Sama seperti lampu pembunuh serangga yang menampilkan warna warni yang menawan tapi saat serangga tersebut menyentuh lampu tersebut seketika itu pula serangga itu akan mati.

Aku memasuki rumah dan disambut oleh beberapa orang pelayan dan kepala pelayan bernama Belammy. Dia sudah bekerja disini sejak ayahku masih kecil.

" Selamat datang kembali nona Jessy. " Belammy sambil sedikit membungkuk.

" Terima kasih belammy apa kau baik baik saja selama aku tak ada dirumah. "

" Tentu nona saya baik baik saja. "

" Baguslah kalau begitu aku pergi kekamar dulu. " Baru beberapa langkah aku berjalan Belammy berkata kalau Ayah dan Ibu ingin makan malam bersama denganku.

Aku paling tidak suka makan malam dengan mereka karena apabila mereka mengajak makan malam bersama pasti ada sesuatu yang mereka inginkan dariku. Aku memberi tau Belammy aku akan segera pergi ke ruang makan untuk makan bersama mereka.

Dikamar aku hanya menghela nafas berat aku sama sekali tidak bernafsu untuk melihat mereka tapi apa boleh buat. Aku keluar dari kamarku dan segera pergi ke ruang makan disana ayah dan ibu sudah menungguku disana.

Aku segera duduk dikursi yang sudah disiapkan oleh Belammy hidangan akhirnya tiba kami makan tanpa ada pembicara. Setelah beberapa menit kami makan akhirnya Ayahku mulai berkata.

" Bagaimana hotel yang kita bangun dibrazil. " tanya Ayahku tanpa dia berpaling melihat wajahku.

" Semuanya lancar tak ada masalah ayah tak perlu khawatir. "

" Langsung saja jessy besok malam kau akan pergi dengan tunanganmu supaya kalian bisa saling mengenal satu sama lain lebih dekat lagi. "

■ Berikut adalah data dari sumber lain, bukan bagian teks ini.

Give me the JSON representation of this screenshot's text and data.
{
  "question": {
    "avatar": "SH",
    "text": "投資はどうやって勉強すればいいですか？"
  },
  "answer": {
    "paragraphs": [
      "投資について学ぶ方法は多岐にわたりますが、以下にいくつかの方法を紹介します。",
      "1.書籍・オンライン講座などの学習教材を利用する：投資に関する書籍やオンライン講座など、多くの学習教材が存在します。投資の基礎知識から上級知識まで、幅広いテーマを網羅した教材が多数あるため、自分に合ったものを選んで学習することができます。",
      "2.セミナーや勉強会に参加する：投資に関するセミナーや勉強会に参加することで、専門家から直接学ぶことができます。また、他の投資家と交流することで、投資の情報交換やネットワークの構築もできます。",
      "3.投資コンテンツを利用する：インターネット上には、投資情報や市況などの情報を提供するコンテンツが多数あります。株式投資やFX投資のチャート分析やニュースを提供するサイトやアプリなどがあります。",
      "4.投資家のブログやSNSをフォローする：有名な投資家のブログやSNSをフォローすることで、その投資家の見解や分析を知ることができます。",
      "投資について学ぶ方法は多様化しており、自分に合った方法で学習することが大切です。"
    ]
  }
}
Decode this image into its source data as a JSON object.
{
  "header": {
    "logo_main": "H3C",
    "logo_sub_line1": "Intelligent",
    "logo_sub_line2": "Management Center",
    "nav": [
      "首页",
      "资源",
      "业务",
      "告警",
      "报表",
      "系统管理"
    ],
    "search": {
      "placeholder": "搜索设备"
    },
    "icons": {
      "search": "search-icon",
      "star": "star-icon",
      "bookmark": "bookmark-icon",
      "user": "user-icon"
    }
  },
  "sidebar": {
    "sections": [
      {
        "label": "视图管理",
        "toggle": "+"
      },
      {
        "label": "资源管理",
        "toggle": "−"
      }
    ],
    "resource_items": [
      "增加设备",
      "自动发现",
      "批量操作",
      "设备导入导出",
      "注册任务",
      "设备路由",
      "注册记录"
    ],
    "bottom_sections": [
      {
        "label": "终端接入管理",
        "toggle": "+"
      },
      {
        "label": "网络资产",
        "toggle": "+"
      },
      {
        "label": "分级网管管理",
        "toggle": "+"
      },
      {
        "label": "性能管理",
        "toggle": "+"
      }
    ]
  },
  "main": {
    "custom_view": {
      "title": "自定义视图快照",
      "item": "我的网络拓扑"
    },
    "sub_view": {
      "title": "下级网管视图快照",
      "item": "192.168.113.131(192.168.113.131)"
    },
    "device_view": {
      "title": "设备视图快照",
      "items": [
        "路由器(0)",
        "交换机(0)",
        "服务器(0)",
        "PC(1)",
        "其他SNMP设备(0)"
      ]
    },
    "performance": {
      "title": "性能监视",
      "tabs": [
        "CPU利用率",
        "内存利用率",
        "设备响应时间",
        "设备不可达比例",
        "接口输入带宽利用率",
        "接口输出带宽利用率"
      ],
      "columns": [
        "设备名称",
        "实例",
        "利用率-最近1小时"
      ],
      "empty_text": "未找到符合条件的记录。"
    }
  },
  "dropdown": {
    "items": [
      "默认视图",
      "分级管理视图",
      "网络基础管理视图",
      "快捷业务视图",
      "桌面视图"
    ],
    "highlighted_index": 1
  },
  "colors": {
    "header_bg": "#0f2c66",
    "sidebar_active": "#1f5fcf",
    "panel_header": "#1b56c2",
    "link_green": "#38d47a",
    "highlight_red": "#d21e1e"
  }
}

" Baik besok aku akan pergi. Tapi ayah bisakah aku tau siapa tunanganku itu. "

" Dia bernama scoat person seorang miliader muda yang sukses diusianya yang baru dua puluh tuju tahun. " jawab ibuku dengan antusias.

Akhirnya kami selesai makan malam dan aku kembali kedalam kamar didalam aku menangis. Hidupku penuh dengan tekanan baik dari orang tua, lingkungan dan sosial.

Aku duduk dimeja riasku aku mengambil silet dari kantong tasku aku termenung dalam lamunanku pikiranku penuh dengan beban sampai sampai aku tak sadar tangan kanan ku yang memegang silet mulai bergerak untuk menyayat tangan kiriku, hanya tinggal beberapa senti silet itu mengenai kulitku.

Karena sejak kecil aku selalu tidak bisa untuk menunjukan ekspresi menangis karena apa tak ada gunanya kau menangis dikeluarga ini tak akan ada yang memperdulikan dirimu.

Lalu bagaimana dengan orang tuaku mereka sama sekali tak peduli dengan diriku yang mereka pedulikan hanyalah reputasi dan ego mereka sendiri.

Sehingga untuk menyalurkan rasa kesedihanku aku melukai diriku sendiri dengan begitu aku punya alasan untuk menangis bila ada seseorang bertanya kepada ku kenapa kau menangis.

Tiba tiba ada tangan yang mengambil silet itu dari tanganku. " Apa yang kau lakukan Jessy !!! " teriak Emery dia mengambil silet itu lalu membuangnya kejendela dia masih bertanya tapi aku tak mau menjawabnya.

Akhirnya dia menyerah dan pergi meninggalkan kamarku sebelum dia pergi dari kamarku dia memeriksa apakah aku masih mempunyai benda tajam lainya. Aku berbaring dikasurku dan perlahan aku mulai tertidur.